Alle Parteien haben die Pflicht, die Zivilbevölkerung vor Angriffen zu schützen, zivile Infrastruktur nicht ins Visier zu nehmen und sicherzustellen, dass die Zivilbevölkerung Zugang zu Grundbedürfnissen wie Wasser, Nahrung und Elektrizität hat. Diese Pflicht wird derzeit eindeutig nicht erfüllt. Wir sind zutiefst besorgt darüber, dass die Bewohner des nördlichen Gazastreifens gezwungen wurden, in den Süden zu fliehen, ohne dass sichere Wege eingerichtet wurden. Kein Ort in Gaza ist sicher.

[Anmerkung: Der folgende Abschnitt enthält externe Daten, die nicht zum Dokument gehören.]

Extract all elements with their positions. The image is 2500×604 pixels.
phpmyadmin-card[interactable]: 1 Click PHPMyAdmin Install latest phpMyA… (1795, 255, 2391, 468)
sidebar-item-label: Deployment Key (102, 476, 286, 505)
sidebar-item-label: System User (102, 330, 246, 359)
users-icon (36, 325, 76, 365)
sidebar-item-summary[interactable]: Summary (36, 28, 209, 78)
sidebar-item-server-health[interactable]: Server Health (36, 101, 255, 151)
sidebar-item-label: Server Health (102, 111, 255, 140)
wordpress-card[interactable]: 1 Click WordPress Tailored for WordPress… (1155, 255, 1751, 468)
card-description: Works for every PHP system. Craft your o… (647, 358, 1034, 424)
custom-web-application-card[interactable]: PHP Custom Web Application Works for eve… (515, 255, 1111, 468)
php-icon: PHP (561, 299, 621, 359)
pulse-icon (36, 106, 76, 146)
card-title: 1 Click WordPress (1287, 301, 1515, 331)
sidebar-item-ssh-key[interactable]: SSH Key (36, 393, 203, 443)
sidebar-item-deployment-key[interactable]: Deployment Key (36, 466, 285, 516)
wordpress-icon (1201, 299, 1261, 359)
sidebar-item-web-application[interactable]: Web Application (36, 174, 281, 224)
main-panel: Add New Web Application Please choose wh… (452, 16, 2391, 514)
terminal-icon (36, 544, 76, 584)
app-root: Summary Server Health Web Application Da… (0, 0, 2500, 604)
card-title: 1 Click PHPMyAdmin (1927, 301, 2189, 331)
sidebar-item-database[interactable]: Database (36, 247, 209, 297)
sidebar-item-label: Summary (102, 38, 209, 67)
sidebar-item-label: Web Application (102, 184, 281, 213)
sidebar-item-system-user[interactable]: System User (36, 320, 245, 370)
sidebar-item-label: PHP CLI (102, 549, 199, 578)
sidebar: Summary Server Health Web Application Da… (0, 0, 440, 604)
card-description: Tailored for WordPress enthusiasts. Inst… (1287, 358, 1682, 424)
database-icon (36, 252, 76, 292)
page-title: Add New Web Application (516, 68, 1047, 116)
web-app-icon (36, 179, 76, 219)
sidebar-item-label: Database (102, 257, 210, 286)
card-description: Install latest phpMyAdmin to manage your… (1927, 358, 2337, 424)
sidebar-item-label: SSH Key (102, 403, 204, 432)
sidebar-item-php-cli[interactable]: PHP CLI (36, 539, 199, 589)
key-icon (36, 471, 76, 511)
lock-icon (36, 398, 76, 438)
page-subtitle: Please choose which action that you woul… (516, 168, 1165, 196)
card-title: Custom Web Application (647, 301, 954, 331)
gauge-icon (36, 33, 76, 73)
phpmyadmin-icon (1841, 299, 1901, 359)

Die internationalen Regierungen werden aufgefordert:

  • Zu einem sofortigen Waffenstillstand, um der Rettung von Menschenleben Vorrang zu geben. Wir appellieren erneut an alle Parteien, ihre Verpflichtungen aus dem humanitären Völkerrecht und den Menschenrechten einzuhalten.
  • Dass Israel die Belagerung des Gazastreifens umgehend beendet und sicherstellt, dass humanitäre Hilfe gemäss den Grundsätzen der humanitären Hilfe bei Bedürftigen sicher ankommt. Israel muss zudem den sicheren und ungehinderten Zugang zu Wasser, Nahrungsmitteln und anderen humanitären Bedürfnissen nach Gaza gewährleisten und Treibstoff zulassen, um den Betrieb von Krankenhäusern, Bäckereien und Wasseraufbereitungsanlagen zu ermöglichen. Israel sollte die Verteilung lebenswichtiger Hilfsgüter wie Nahrungsmitteln, Medikamenten und Treibstoff in Gaza zulassen und sicherstellen, dass die Strom- und Internetversorgung wiederhergestellt wird. Ausserdem muss gewährleistet werden, dass humanitäres und medizinisches Personal seine lebensrettende Arbeit sicher ausführen kann.

 

  • Alle Parteien müssen sich an das Völkerrecht halten und sicherstellen, dass Zivilisten vor Schaden geschützt werden; gezielte Angriffe auf Zivilisten oder zivile Infrastruktur sind verboten, und alle Parteien müssen den Zugang der Zivilbevölkerung zu lebenswichtigen Ressourcen wie Wasser, Nahrung und Elektrizität gewährleisten.
  • Erhöhung der humanitären Hilfe für Gaza, um den dringenden Bedarf zu decken und Zusammenarbeit mit internationalen Partnern, um sicherzustellen, dass die Regierungen die Hilfsorganisationen, welche in der Krise tätig sind, weiterhin finanzieren.
  • Gewährleistung der Sicherheit der humanitären Helfer im Einklang mit dem humanitären Völkerrecht durch die Ermöglichung und den Schutz derjenigen, die in Gaza Hilfe leisten.